I admit to being foolish and slow of heart some days. These two disciples were mourning the loss of someone very important to them. Grief does odd things to your thoughts and your emotions. At the close of a meeting for spiritual directors today during the round of evaluation and appropriation, the leader asked what we are we leaving in the tomb? I was the second person to answer the question. I evaluated the meeting positively and then wondered what my response to the question would be. I was not prepared for my own answer. I think I said something to the effect of I am leaving this in the tomb. This may be the last time that I direct. I had been avoiding thinking about that reality but it came tumbling out of me today without warning.
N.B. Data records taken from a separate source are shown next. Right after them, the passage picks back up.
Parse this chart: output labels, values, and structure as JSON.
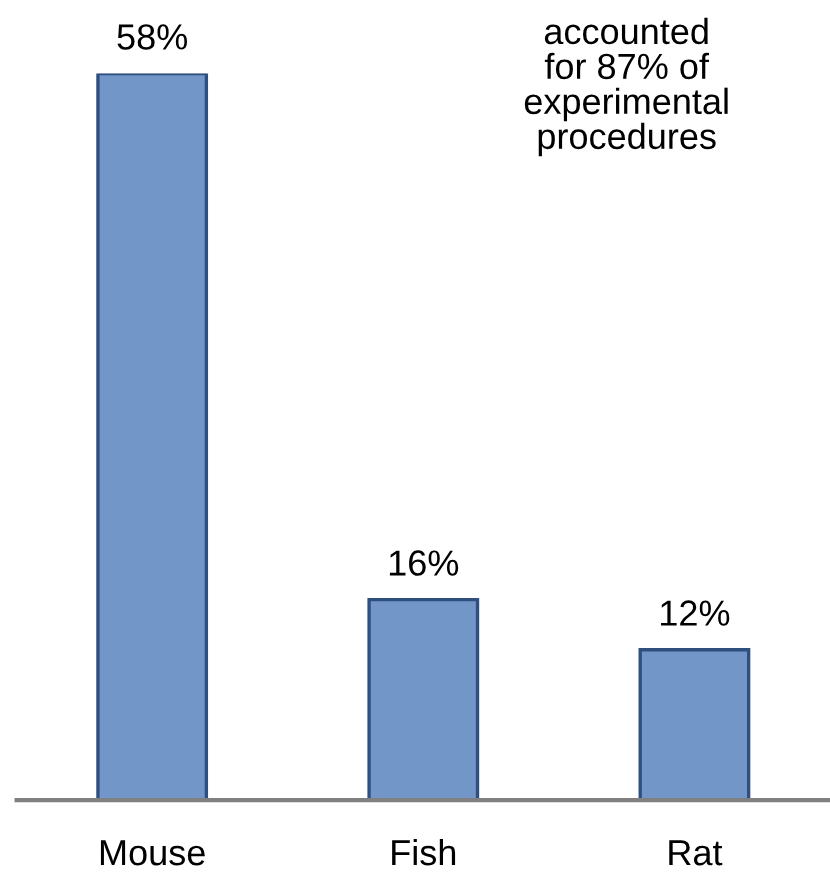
{
  "chart_data": {
    "type": "bar",
    "categories": [
      "Mouse",
      "Fish",
      "Rat"
    ],
    "values": [
      58,
      16,
      12
    ],
    "value_labels": [
      "58%",
      "16%",
      "12%"
    ],
    "color": "#7396c8",
    "annotations": [
      "accounted\nfor 87% of\nexperimental\nprocedures"
    ],
    "grid": false,
    "legend": false
  }
}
As I replayed the moment during my Examen , I dug a little deeper. In so many ways, directing the 19th Annotation has kept me sane these past two years. It has made me feel useful and given me a purpose beyond my illness. The people I have directed have revealed to me how great God’s grace and mercy are. By extension their journey has been my path too – a drawing closer to the Holy Trinity. This year at these directors’ meetings I have purposely tried not to talk as much as I did last year about my health and still this community of spiritual directors has been such a blessing to me. I do not know what I would have done without them. Their prayers and support have carried me through some rough patches.
Tonight I realize that my tears were really another stripping away of a title and identity. I have loved being a spiritual director. I believe that I had gifts that God had given me for this ministry. I enjoyed accompanying people as they drew nearer to the God who created them and loves them. It is such holy ground to stand as a sacred witness to someone’s unfolding Love story. I never tired of seeing the wonders and miracles that God did in someone’s life. I completely comprehend how those two disciples felt walking on that road. I am open to a resurrection miracle that will allow me to return actively to this ministry but at this point my feelings are a conflicted mix of great sadness, profound gratitude, humble reality, and much hope.
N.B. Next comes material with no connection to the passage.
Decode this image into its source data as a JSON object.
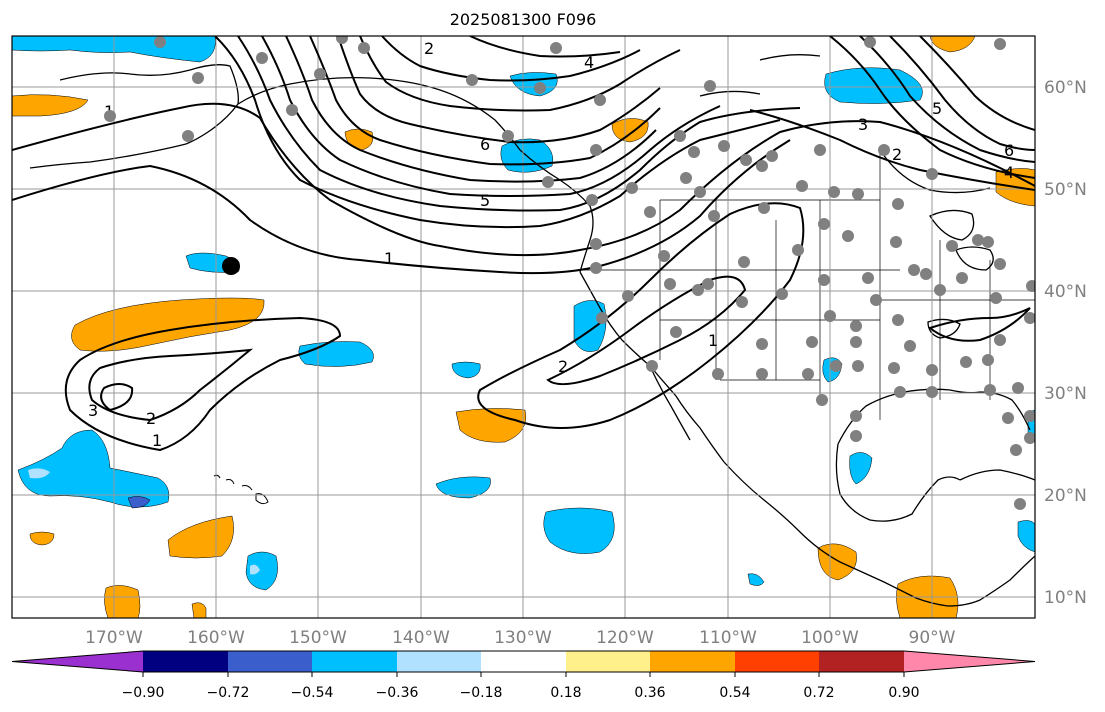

Of course, I realize my attachment once again to things of this world. I will reach a place of indifference more quickly this time because of that. Each letting go for me gets easier. I learn to see my role first and foremost as the beloved daughter of God. My heart still burns within me when I recognize that is enough. My life becomes more and more a resting in the hands of God, my Creator. As the Principle and Foundation states my life simply becomes a time to praise, honour and serve God. This is what I have been created for and the stripping away of everything else will help me to do these tasks as God alone desires. I know that God will provide different ways for me to serve, right up to my last breath, even if it means only breathing.
So I walk that road – the 11 kilometres – with Jesus beside me, attempting to clarify what it is I still need to know so that I may indeed praise, honour and serve. I know that there will be more foolish moments and times when my heart is slow to grasp the reality before me. I am getting used to those experiences. They are always followed by my heart burning within me because I know that the Divine has shown up once again to walk with me and show me the way. For that, I am ever grateful.
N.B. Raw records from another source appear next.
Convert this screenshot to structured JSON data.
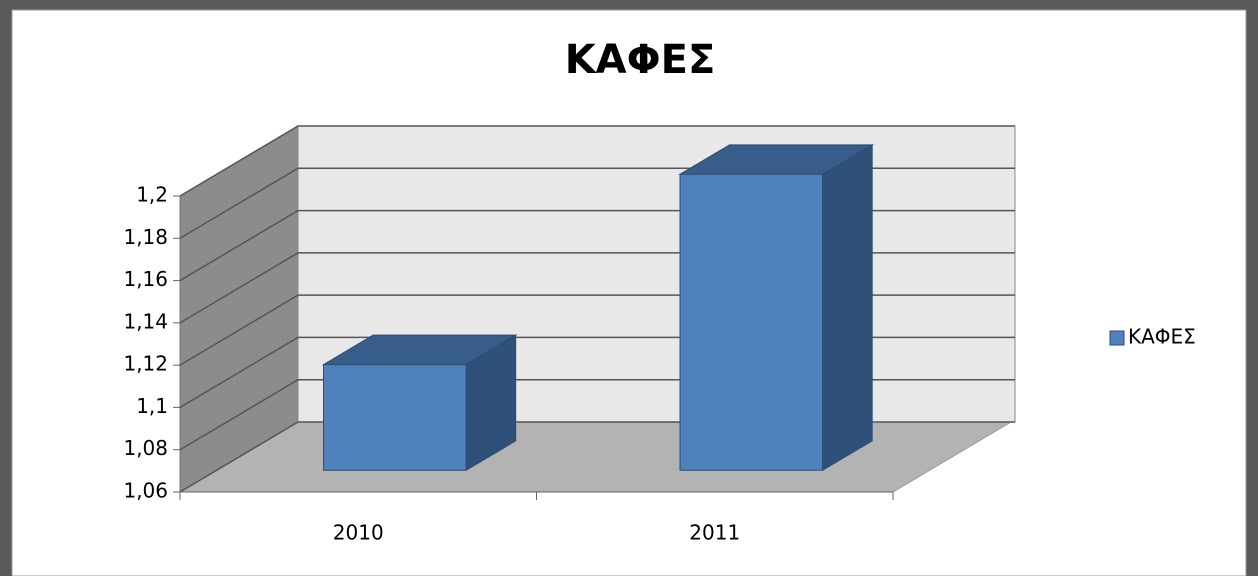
{
  "chart_data": {
    "type": "bar3d",
    "title": "ΚΑΦΕΣ",
    "categories": [
      "2010",
      "2011"
    ],
    "series": [
      {
        "name": "ΚΑΦΕΣ",
        "color": "#4f81bd",
        "values": [
          1.11,
          1.2
        ]
      }
    ],
    "ylim": [
      1.06,
      1.2
    ],
    "yticks": [
      {
        "value": 1.06,
        "label": "1,06"
      },
      {
        "value": 1.08,
        "label": "1,08"
      },
      {
        "value": 1.1,
        "label": "1,1"
      },
      {
        "value": 1.12,
        "label": "1,12"
      },
      {
        "value": 1.14,
        "label": "1,14"
      },
      {
        "value": 1.16,
        "label": "1,16"
      },
      {
        "value": 1.18,
        "label": "1,18"
      },
      {
        "value": 1.2,
        "label": "1,2"
      }
    ],
    "grid": true,
    "legend": "right"
  }
}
What is that in your life that you are attached to that would be hard to let go of because you are servIng God when you do it?
When have you experienced an 11-kilometre walk with Jesus where he revealed something you had not understood before?
Walk with me, Holy Hidden One, until I recognize you. Explain to me again and again until I finally comprehend and my heart burns within me. Strip me of all my claims to fame, except that of being your beloved daughter. May I rest quietly in your hands as you direct me how to love, honour and serve you. Amen.